Access Methods

Selecting Access Methods
Choosing between BTree and Hash
Choosing between Queue and Recno

While this manual will focus primarily on the BTree access method, it is still useful to briefly describe all of the access methods that DB makes available.

Note that an access method can be selected only when the database is created. Once selected, actual API usage is generally identical across all access methods. That is, while some exceptions exist, mechanically you interact with the library in the same way regardless of which access method you have selected.

The access method that you should choose is gated first by what you want to use as a key, and then secondly by the performance that you see for a given access method.

The following are the available access methods:

Access Method Description
BTree

Data is stored in a sorted, balanced tree structure. Both the key and the data for BTree records can be arbitrarily complex. That is, they can contain single values such as an integer or a string, or complex types such as a structure. Also, although not the default behavior, it is possible for two records to use keys that compare as equals. When this occurs, the records are considered to be duplicates of one another.

Hash

Data is stored in an extended linear hash table. Like BTree, the key and the data used for Hash records can be of arbitrarily complex data. Also, like BTree, duplicate records are optionally supported.

Queue

Data is stored in a queue as fixed-length records. Each record uses a logical record number as its key.
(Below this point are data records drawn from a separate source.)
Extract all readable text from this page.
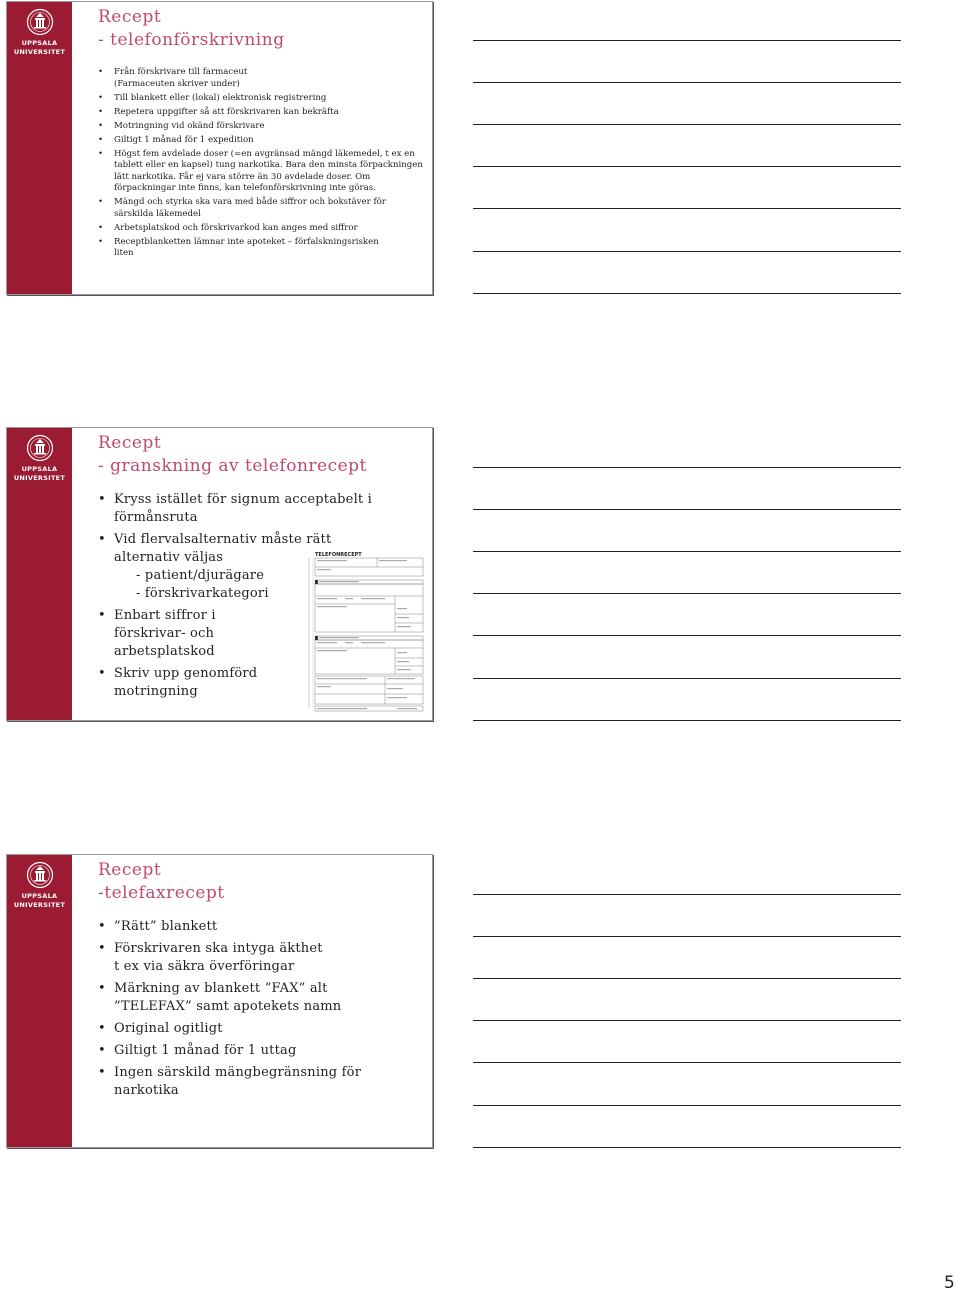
UPPSALA
UNIVERSITET
Recept
- telefonförskrivning
• Från förskrivare till farmaceut (Farmaceuten skriver under)
• Till blankett eller (lokal) elektronisk registrering
• Repetera uppgifter så att förskrivaren kan bekräfta
• Motringning vid okänd förskrivare
• Giltigt 1 månad för 1 expedition
• Högst fem avdelade doser (=en avgränsad mängd läkemedel, t ex en tablett eller en kapsel) tung narkotika. Bara den minsta förpackningen lätt narkotika. Får ej vara större än 30 avdelade doser. Om förpackningar inte finns, kan telefonförskrivning inte göras.
• Mängd och styrka ska vara med både siffror och bokstäver för särskilda läkemedel
• Arbetsplatskod och förskrivarkod kan anges med siffror
• Receptblanketten lämnar inte apoteket – förfalskningsrisken liten
UPPSALA
UNIVERSITET
Recept
- granskning av telefonrecept
• Kryss istället för signum acceptabelt i förmånsruta
• Vid flervalsalternativ måste rätt alternativ väljas
- patient/djurägare
- förskrivarkategori
• Enbart siffror i förskrivar- och arbetsplatskod
• Skriv upp genomförd motringning
TELEFONRECEPT
UPPSALA
UNIVERSITET
Recept
-telefaxrecept
• ”Rätt” blankett
• Förskrivaren ska intyga äkthet t ex via säkra överföringar
• Märkning av blankett ”FAX” alt ”TELEFAX” samt apotekets namn
• Original ogitligt
• Giltigt 1 månad för 1 uttag
• Ingen särskild mängbegränsning för narkotika
5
This access method is designed for fast inserts at the tail of the queue, and it has a special operation that deletes and returns a record from the head of the queue.

This access method is unusual in that it provides record level locking. This can provide beneficial performance improvements in applications requiring concurrent access to the queue.

Recno

Data is stored in either fixed or variable-length records. Like Queue, Recno records use logical record numbers as keys.

Selecting Access Methods

To select an access method, you should first consider what you want to use as a key for you database records. If you want to use arbitrary data (even strings), then you should use either BTree or Hash. If you want to use logical record numbers (essentially integers) then you should use Queue or Recno.

Once you have made this decision, you must choose between either BTree or Hash, or Queue or Recno. This decision is described next.

Choosing between BTree and Hash

For small working datasets that fit entirely in memory, there is no difference between BTree and Hash. Both will perform just as well as the other. In this situation, you might just as well use BTree, if for no other reason than the majority of DB applications use BTree.

Note that the main concern here is your working dataset, not your entire dataset. Many applications maintain large amounts of information but only need to access some small portion of that data with any frequency. So what you want to consider is the data that you will routinely use, not the sum total of all the data managed by your application.

However, as your working dataset grows to the point where you cannot fit it all into memory, then you need to take more care when choosing your access method. Specifically, choose:

  • BTree if your keys have some locality of reference. That is, if they sort well and you can expect that a query for a given key will likely be followed by a query for one of its neighbors.

  • Hash if your dataset is extremely large. For any given access method, DB must maintain a certain amount of internal information. However, the amount of information that DB must maintain for BTree is much greater than for Hash. The result is that as your dataset grows, this internal information can dominate the cache to the point where there is relatively little space left for application data. As a result, BTree can be forced to perform disk I/O much more frequently than would Hash given the same amount of data.

    Moreover, if your dataset becomes so large that DB will almost certainly have to perform disk I/O to satisfy a random request, then Hash will definitely out perform BTree because it has fewer internal records to search through than does BTree.

Choosing between Queue and Recno

Queue or Recno are used when the application wants to use logical record numbers for the primary database key. Logical record numbers are essentially integers that uniquely identify the database record. They can be either mutable or fixed, where a mutable record number is one that might change as database records are stored or deleted. Fixed logical record numbers never change regardless of what database operations are performed.

When deciding between Queue and Recno, choose:

  • Queue if your application requires high degrees of concurrency. Queue provides record-level locking (as opposed to the page-level locking that the other access methods use), and this can result in significantly faster throughput for highly concurrent applications.

    Note, however, that Queue provides support only for fixed length records. So if the size of the data that you want to store varies widely from record to record, you should probably choose an access method other than Queue.

  • Recno if you want mutable record numbers. Queue is only capable of providing fixed record numbers. Also, Recno provides support for databases whose permanent storage is a flat text file. This is useful for applications looking for fast, temporary storage while the data is being read or modified.